Trump’s Coward’s War: Dodged Vietnam, Abandoned Ukraine, and Now Targets South American Civilians

Trump: The Draft-Dodger Hiding From the Real War in Ukraine, While Killing Civilians in South America

“He wasn’t going to Vietnam.” Testimony from Trump’s former attorney describing how the future president dodged the draft.

From bone spurs to body counts

Donald J. Trump dodged the Vietnam War through a chain of student and medical deferments that shielded him while tens of thousands of Americans died. Half a century later, the same man who refused to fight has turned lethal power outward, authorizing air and naval strikes off Latin America that have killed people the U.S. government labels smugglers, though independent investigators and human-rights groups say civilians were among the dead.
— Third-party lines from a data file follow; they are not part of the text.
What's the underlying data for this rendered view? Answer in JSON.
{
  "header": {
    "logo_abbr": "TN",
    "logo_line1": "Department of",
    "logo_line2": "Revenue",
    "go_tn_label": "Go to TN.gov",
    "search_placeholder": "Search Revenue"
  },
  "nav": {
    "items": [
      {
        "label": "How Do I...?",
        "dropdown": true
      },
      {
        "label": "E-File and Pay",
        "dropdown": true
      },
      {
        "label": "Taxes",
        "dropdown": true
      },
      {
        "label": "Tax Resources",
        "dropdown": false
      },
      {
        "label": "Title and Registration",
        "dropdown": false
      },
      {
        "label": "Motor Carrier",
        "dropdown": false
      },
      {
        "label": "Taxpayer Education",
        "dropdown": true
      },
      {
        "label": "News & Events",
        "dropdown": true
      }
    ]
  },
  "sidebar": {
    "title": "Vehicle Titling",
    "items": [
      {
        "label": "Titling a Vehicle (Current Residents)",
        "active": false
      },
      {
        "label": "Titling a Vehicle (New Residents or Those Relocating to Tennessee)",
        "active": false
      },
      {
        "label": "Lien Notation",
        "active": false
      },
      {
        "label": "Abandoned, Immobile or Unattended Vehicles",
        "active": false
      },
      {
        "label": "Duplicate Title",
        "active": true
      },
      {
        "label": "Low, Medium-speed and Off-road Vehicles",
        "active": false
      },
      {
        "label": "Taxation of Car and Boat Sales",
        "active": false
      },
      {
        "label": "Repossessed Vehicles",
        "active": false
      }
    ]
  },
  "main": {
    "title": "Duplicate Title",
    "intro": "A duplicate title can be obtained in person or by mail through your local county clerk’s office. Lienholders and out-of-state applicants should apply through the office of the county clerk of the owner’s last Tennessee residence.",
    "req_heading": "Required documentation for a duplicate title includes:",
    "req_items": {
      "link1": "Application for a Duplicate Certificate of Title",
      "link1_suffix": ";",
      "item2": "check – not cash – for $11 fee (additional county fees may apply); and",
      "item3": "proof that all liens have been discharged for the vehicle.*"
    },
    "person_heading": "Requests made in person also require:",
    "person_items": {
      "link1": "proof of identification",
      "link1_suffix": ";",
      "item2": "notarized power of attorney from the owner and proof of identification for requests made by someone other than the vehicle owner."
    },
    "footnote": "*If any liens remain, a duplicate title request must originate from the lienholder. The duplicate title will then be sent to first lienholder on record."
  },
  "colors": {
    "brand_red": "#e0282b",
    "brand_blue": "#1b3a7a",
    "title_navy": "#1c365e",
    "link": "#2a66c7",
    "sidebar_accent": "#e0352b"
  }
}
The deferments that saved a privileged New York son

Official Selective Service records confirm that between 1964 and 1968, Trump received four student deferments and one medical exemption for alleged bone spurs. Those documents, reviewed by The Washington Post and other outlets, show how his privileged background allowed him to sidestep a war he publicly supported. Decades later, his former attorney told Congress under oath that Trump admitted the injury was fabricated.
Whether that statement constitutes perjury or fraud is for prosecutors to decide, but morally, it cements the story of a man who dodged duty while preaching patriotism.

The commander who won’t face the real fight

While Ukraine bleeds under Russian aggression, Trump has framed America’s involvement as “somebody else’s war.” He praises Vladimir Putin as a “strategic genius” and refuses to send U.S. aid that could stop a genocide on European soil. Instead, his administration has redirected American firepower south launching a new “anti-trafficking” campaign across Caribbean and South American waters. Multiple confirmed strikes have sunk small vessels and killed their occupants, according to Reuters, the AP, and The Washington Post. No public evidence has been produced proving those boats were drug-running or hostile.

The war that defines history and Trump’s failure to fight it

Ukraine is not “somebody else’s war.” It is the defining struggle for democracy in our time, a battle to prove that free nations still have the resolve to resist tyranny. Every missile Russia fires into an apartment block, every bomb that hits a school, is a direct assault on the post-war order the United States built and claimed to lead.

For Trump, this should have been the war that defined his presidency, the moment to prove America still stands for something greater than profit or personal power. Instead, he treats it like a nuisance. He hides behind isolationist slogans while Putin commits war crimes in real time.

The hypocrisy is staggering. America spends nearly $900 billion a year on its military, fielding fleets of F-22s and F-35s capable of controlling any sky on Earth. Yet Trump refuses to use that power where it could actually save lives. Defense analysts note that if the U.S. and its allies coordinated air-control corridors over western Ukraine, they could shut down most Russian airstrikes within weeks and drastically reduce civilian casualties. The technology exists, only real leadership is missing.

Trump’s cowardice is also dangerous. Whatever kompromat Putin holds over him, financial, political, or personal, will surface the moment it serves Russia’s interests. Autocrats always betray their pawns. If Trump were truly the strategist he imagines, he would neutralize that threat by standing up to Putin, not kneeling to him. Because once that leverage is used, it won’t just destroy Trump; it will damage America itself.

Ukraine’s war is the moral and strategic line of our generation. Sitting it out isn’t neutrality, it’s surrender. And no number of bombs dropped on fishing boats in the Caribbean can disguise that failure.

Civilian casualties and a shroud of secrecy

Regional governments in Colombia and Venezuela have protested the U.S. attacks, saying they were not briefed or shown intelligence justifying the strikes. Human Rights Watch and Amnesty International warn that these operations may violate international law and risk civilian life. By bypassing local law enforcement and operating without judicial oversight, the U.S. now carries out undeclared killings in a hemisphere it claims to protect. When reporters pressed the Pentagon for targeting evidence, officials refused to release specifics, citing “operational security.” That secrecy mirrors the arrogance of a president who has never been accountable to the wars he avoids.

Projection as policy

Trump’s defenders call the operations decisive; critics call them reckless. But the contradiction is impossible to ignore: the man who dodged one war now wages another from 2,000 miles away. He attacks Ukraine’s defenders for “getting us dragged in,” yet dispatches missiles at fishing boats in the Caribbean. The through-line is cowardice disguised as strength, a show of force meant to distract from the battles he’s too afraid to join.

What real leadership looks like

Real leaders stand with allies under fire and uphold law even when inconvenient. They don’t invent injuries to skip combat, nor do they order covert strikes that kill people whose names they’ll never know. History will remember Donald Trump not as a warrior, but as a man who fled the draft and then tried to rewrite what courage means, from the safety of a golf course.

“Trump’s courage begins and ends with someone else pulling the trigger.”